The good news is that you are not alone.  These are common situations that come up during the holiday season for a lot of people, particularly young adults and younger families.  Family myths and traditions take over for better and for worse, and it is assumed that maintaining these traditions is paramount.  

What is less obvious but equally important is, what are the traditions you might want to put in place that are more meaningful for you, you and your partner, or you and your family?

For the sake of family?

I was talking with a client recently who was expressing consternation about her boyfriend’s family and the expectation that everyone always comes home to be with the parents and grandparents during Christmas.  What was equally if not more alarming to her is that her boyfriend didn’t stop to consider that it could be a problem, particularly now that they are a couple and that she, too, has a family.  He just assumed that she would go along with the family’s expectation in the same way he has all these years, because, after all, it was for the sake of family.

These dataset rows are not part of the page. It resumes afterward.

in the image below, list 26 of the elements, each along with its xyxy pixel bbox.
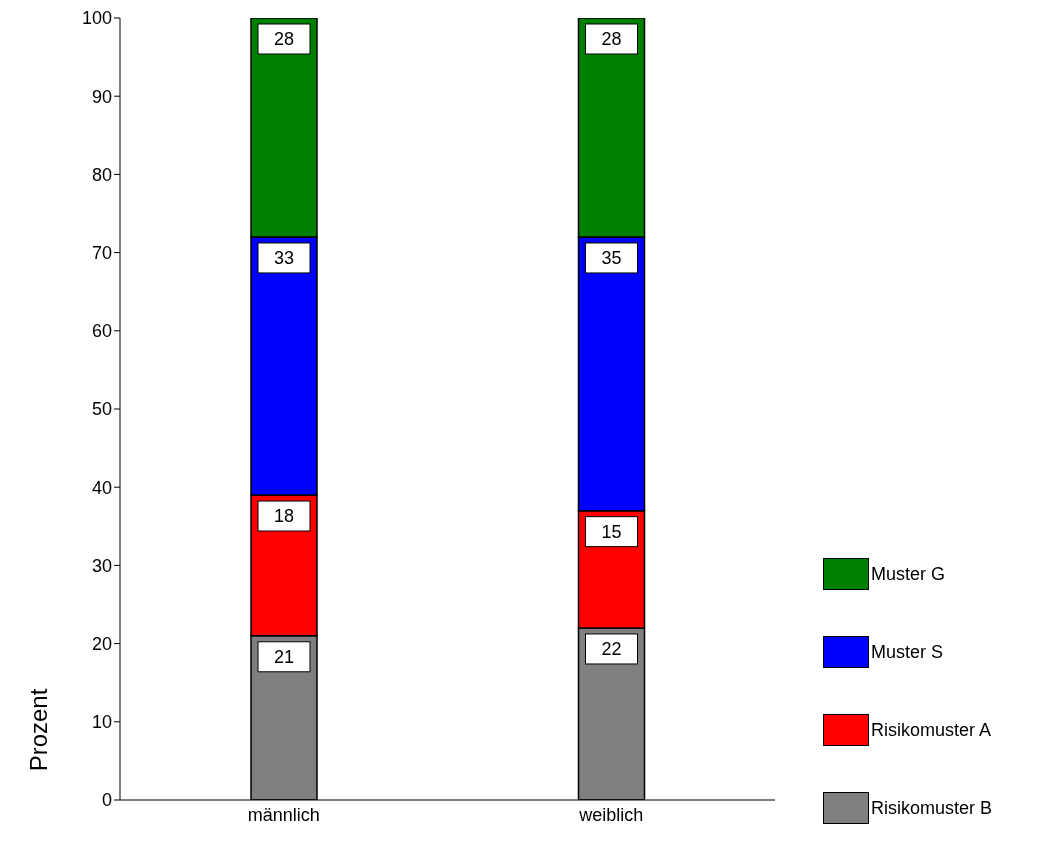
data-label: 28	[601, 29, 622, 49]
x-tick-label: männlich	[247, 804, 320, 825]
data-label: 28	[273, 29, 295, 49]
y-tick-label: 10	[91, 712, 112, 733]
x-tick-label: weiblich	[578, 804, 644, 825]
y-tick-label: 40	[91, 477, 112, 498]
legend-label: Risikomuster A	[871, 719, 992, 741]
data-label: 22	[601, 638, 622, 659]
y-tick-label: 80	[91, 164, 112, 185]
legend-label: Muster G	[871, 563, 946, 585]
data-label: 21	[273, 646, 295, 667]
y-tick-label: 0	[101, 790, 112, 811]
y-axis-title: Prozent	[24, 688, 52, 772]
legend-label: Risikomuster B	[871, 797, 993, 819]
y-tick-label: 70	[91, 242, 112, 263]
y-tick-label: 30	[91, 555, 112, 576]
legend-label: Muster S	[871, 641, 944, 663]
data-label: 33	[273, 247, 295, 268]
y-tick-label: 60	[91, 321, 112, 342]
data-label: 18	[273, 506, 295, 527]
data-label: 35	[601, 247, 622, 268]
y-tick-label: 50	[91, 399, 112, 420]
y-tick-label: 90	[91, 86, 112, 107]
y-tick-label: 20	[91, 633, 112, 654]
data-label: 15	[601, 521, 622, 542]
y-tick-label: 100	[81, 8, 112, 29]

The silver lining in the cloud

Of course, there are no clear-cut solutions.  No matter the plan, some people will be disappointed.  In this case I proposed to her that, while stressful, that this was an opportunity to discover how much her boyfriend could partner with her. They could decide on a plan as a couple, instead of continuing to be the dutiful son and grandson that never questioned his family’s wishes.  So, instead of making it just about the holidays, the demands of the season created a space for this couple to discover whether they were strong enough in their devotion to prioritize one another over the push and pulls of their families’ expectations.

The cost-benefit analysis

My client, who tends to be a people pleaser, had already agreed to be with his family for the holidays before her session.  And while there was the immediate benefit of pleasing him and pleasing his family, she was now experiencing the emotional cost to herself as well as setting a precedent that what his family wanted was more important, or worse, that what he wanted was more important than what she wanted.  Realizing that the long-term cost was too high, she broached the conversation with him, admitting that she was not forthcoming about her needs because she was afraid to disappoint him and his family.  She went on to explain that she was not being honest about how she really felt, and instead avoided the hard conversation they needed to have as a couple.

Takeaways

The strategy of “go along and get along,” may be easier in the short run, but potentially disastrous in the long run, as it would set a precedent that would be harder to change once those expectations are in place.   

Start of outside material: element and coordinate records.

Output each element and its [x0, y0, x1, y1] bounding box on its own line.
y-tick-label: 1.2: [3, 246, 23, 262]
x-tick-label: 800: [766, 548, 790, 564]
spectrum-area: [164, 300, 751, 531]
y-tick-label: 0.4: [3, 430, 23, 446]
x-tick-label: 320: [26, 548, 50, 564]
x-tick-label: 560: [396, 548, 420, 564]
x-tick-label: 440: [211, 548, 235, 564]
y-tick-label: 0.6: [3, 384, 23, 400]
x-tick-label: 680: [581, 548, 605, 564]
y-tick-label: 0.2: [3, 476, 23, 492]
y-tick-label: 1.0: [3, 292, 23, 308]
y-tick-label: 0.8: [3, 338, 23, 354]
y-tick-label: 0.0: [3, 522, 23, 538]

While it was easier to avoid the conversation at the time, she realized that what she wanted more was to be in an authentic partnership with him where they decided together how things would be handled.  And while the plan would never be perfect, it would be perfectly planned because they collaborated on it as a team.  So, they agreed that, while spending time with his family over the holidays, they would announce their plan to alternate holidays between their families since they were now a couple.

So, whatever the holiday challenge is, consider it as an invitation to reevaluate your priorities as well as your traditions.  It’s actually important to create new rituals and traditions, especially as we and our families change over time.  

Who knows, while it might be unsettling at first, trying something new can lead to newfound traditions that can make the holiday season a truly wonderful time for all.